Agency Evaluating Designs For Long-Endurance Space Travel
If a sci-fi spaceship does not come with hyperdrive then it is usually fitted with hibernation capsules instead. In movies from 2001: A Space Odyssey to Event Horizon, Alien to Passengers, fictional astronauts get put into ‘suspended animation’ to cross the vastness of space. Now ESA has investigated how real life crew hibernation would impact space mission design.
Human hibernation has been the subject of initial research within the Discovery element of ESA’s Basic Activities, then recommended as a key ‘enabling technology’ for space by the Agency’s Future Technology Advisory Panel, resulting in a dedicated ‘Topical Team’ on hibernation.
Now the Agency’s SciSpacE team has called in ESA’s Concurrent Design Facility – a multimedia facility enabling expert teams to perform initial evaluations of proposed future missions – to assess the advantages of human hibernation for a trip to a neighbouring planet, such as Mars.
Beginning with an assessment on the current state of the art in human hibernation, with the help of ESA Topical Team scientists from Ludwig Maximilian University of Munich and the University of Goethe, Frankfurt, the CDF team went to investigate for the first time the potential impact of hibernation on system-level mission design. They took as their reference an existing mission study to send six humans to Mars and back in a five year timescale. “We worked on adjusting the architecture of the spacecraft, its logistics, protection against radiation, power consumption and overall mission design,” comments Robin Biesbroek of the CDF.
“We looked at how an astronaut team could be best put into hibernation, what to do in case of emergencies, how to handle human safety and even what impact hibernation would have on the psychology of the team. Finally we created an initial sketch of the habitat architecture and created a roadmap to achieve a validated approach to hibernate humans to Mars within 20 years.”
The study found the spacecraft mass could be reduced by a third by removing the crew quarters with a similar reduction in consumables, equivalent to several tons of saved mass. Hibernation would take place in small individual pods that would double as cabins while the crew are awake.

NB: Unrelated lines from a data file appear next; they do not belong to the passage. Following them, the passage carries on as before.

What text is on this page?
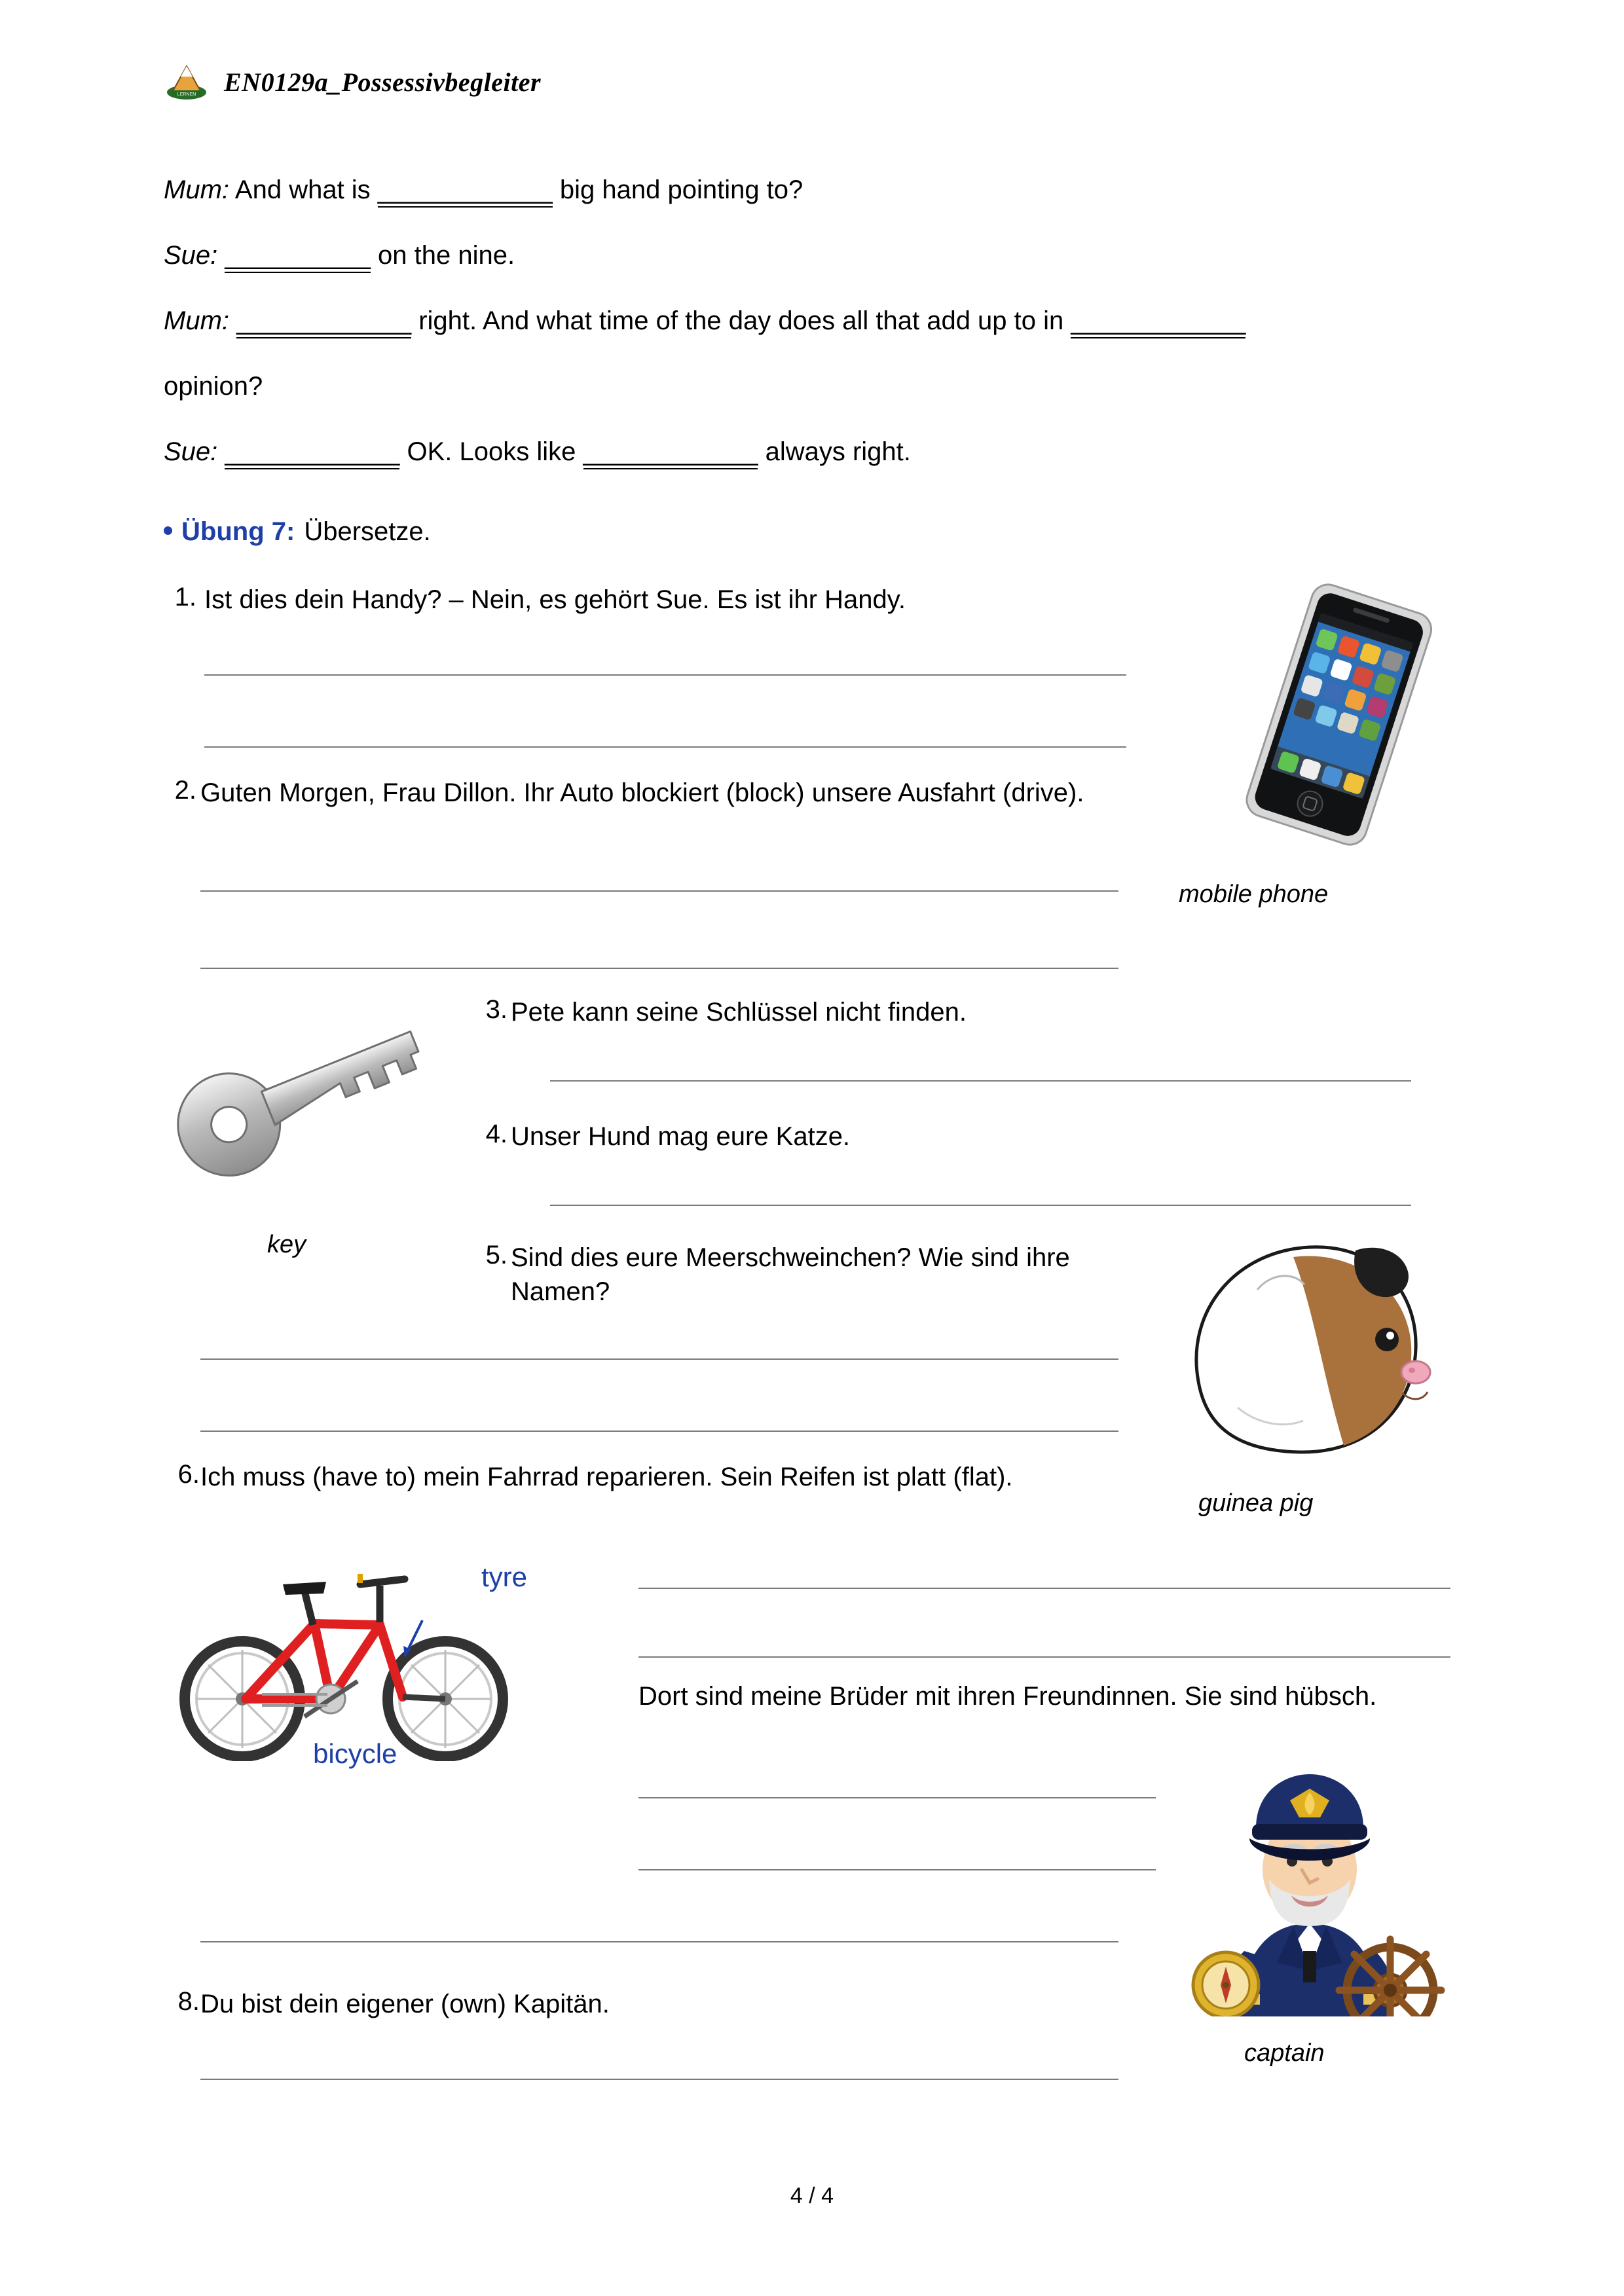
LERNEN EN0129a_Possessivbegleiter
Mum: And what is ____________ big hand pointing to?
Sue: __________ on the nine.
Mum: ____________ right. And what time of the day does all that add up to in ____________
opinion?
Sue: ____________ OK. Looks like ____________ always right.
Übung 7: Übersetze.
1. Ist dies dein Handy? – Nein, es gehört Sue. Es ist ihr Handy.
2. Guten Morgen, Frau Dillon. Ihr Auto blockiert (block) unsere Ausfahrt (drive).
mobile phone
key
3. Pete kann seine Schlüssel nicht finden.
4. Unser Hund mag eure Katze.
5. Sind dies eure Meerschweinchen? Wie sind ihre Namen?
guinea pig
6. Ich muss (have to) mein Fahrrad reparieren. Sein Reifen ist platt (flat).
tyre
bicycle
Dort sind meine Brüder mit ihren Freundinnen. Sie sind hübsch.
captain
8. Du bist dein eigener (own) Kapitän.
4 / 4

The assumption was that a drug would be administered to induce ‘torpor’ – the term for the hibernating state. Like hibernating animals, the astronauts would be expected to acquire extra body fat in advance of torpor. Their soft-shell pods would be darkened and their temperature greatly reduced to cool their occupants during their projected 180-day Earth-Mars cruise.
The hibernating cruise phase would end with a 21 day recuperation period – although based on the experience of animal hibernation, the expectation would be that the crew would not experience bone or muscle wastage.
Radiation exposure from high-energy particles is a key hazard of deep space travel, but because the hibernating crew will be spending so much time in their hibernation pods, then shielding – such as water containers – could be concentrated around them. And existing research into hibernation shows it gives enhanced radiation protection in its own right.
But with all the crew incapacitated for extended periods of time, the mission would have to be designed for largely autonomous operations, with optimum use of artificial intelligence and ‘fault detection, isolation and recovery’ to maintain a minimum level of system performance until the crew could be revived. “For a while now hibernation has been proposed as a game-changing tool for human space travel,” explains SciSpacE Team Leader Jennifer Ngo-Anh. ‘If we were able to reduce an astronaut’s basic metabolic rate by 75% – similar to what we can observe in nature with large hibernating animals such as certain bears – we could end up with substantial mass and cost savings, making long-duration exploration missions more feasible.
“And the basic idea of putting astronauts into long-duration hibernation is actually not so crazy: a broadly comparable method has been tested and applied as therapy in critical care trauma patients and those due to undergo major surgeries for more than two decades. Most major medical centres have protocols for inducing hypothermia in patients to reduce their metabolism to basically gain time, keeping patients in a better shape than they otherwise would be.
“We aim to build on this in future, by researching the brain pathways that are activated or blocked during initiation of hibernation, starting with animals and proceeding to people.”